Lena Park Secures $26M for Boston-Area Community
- May 28, 2020
Lena Park Community Development Corp. has received $25.6 million in financing for the renovation and affordability extension at Granite Lena Park, a 143-unit affordable property in Boston’s Dorchester neighborhood. MassHousing provided the borrower with a $16.3 million tax-exempt construction and permanent loan and a $9.3 million bridge loan. The transaction also extends the property’s Section 8 HAP contract for at least 20 years.
Located at 754 Blue Hill Ave., Granite Lena Park consists of seven buildings completed in the 1920s on scattered sites across from Franklin Park. The community encompasses one- to four-bedroom apartments catering to low-income residents. WinnResidential serves as property manager.
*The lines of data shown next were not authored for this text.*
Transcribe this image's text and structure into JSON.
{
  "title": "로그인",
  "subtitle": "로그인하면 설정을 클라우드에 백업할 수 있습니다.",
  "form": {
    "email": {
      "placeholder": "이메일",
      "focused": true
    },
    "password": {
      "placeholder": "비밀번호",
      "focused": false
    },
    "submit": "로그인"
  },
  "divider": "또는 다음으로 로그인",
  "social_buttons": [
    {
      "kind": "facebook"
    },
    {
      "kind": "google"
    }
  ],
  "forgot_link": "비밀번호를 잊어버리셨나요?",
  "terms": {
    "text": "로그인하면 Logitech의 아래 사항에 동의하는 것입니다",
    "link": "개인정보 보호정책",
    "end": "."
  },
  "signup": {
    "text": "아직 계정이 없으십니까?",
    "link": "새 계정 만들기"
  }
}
The property is 6 miles south of downtown Boston, less than 2 miles east of Lemuel Shattuck Hospital. The location is easily accessible through public transportation, having several bus stations and a train station within walking distance.
Renovation plans and funds
According to Yardi Matrix data, the owner completely renovated Granite Lena Park in 1989. The MassHousing financing will be used for more property improvements such as apartment and accessibility upgrades, but also for thermal and moisture protection and water drainage improvements. NEI General Contracting is the project’s general contractor, while Davis Square Architects provides architectural services.
The renovation project also benefits from other types of financing. The Massachusetts Housing Investment Corp. provided $14.3 million in federal Low-Income Housing Tax Credit (LIHTC) equity and $3.8 million in federal historic tax credit equity. Other funds include $975,200 in state historic tax credit equity syndicated through East Boston Savings Bank, a $10.9 million seller loan and $1.9 million in net operating income during construction.
In July, MassHousing provided WinnCos. with $49.3 million in affordable financing for a 284-unit community in Peabody, Mass. The borrower used the funds to rehabilitate the property and preserve its affordability for low-income households for at least 45 years.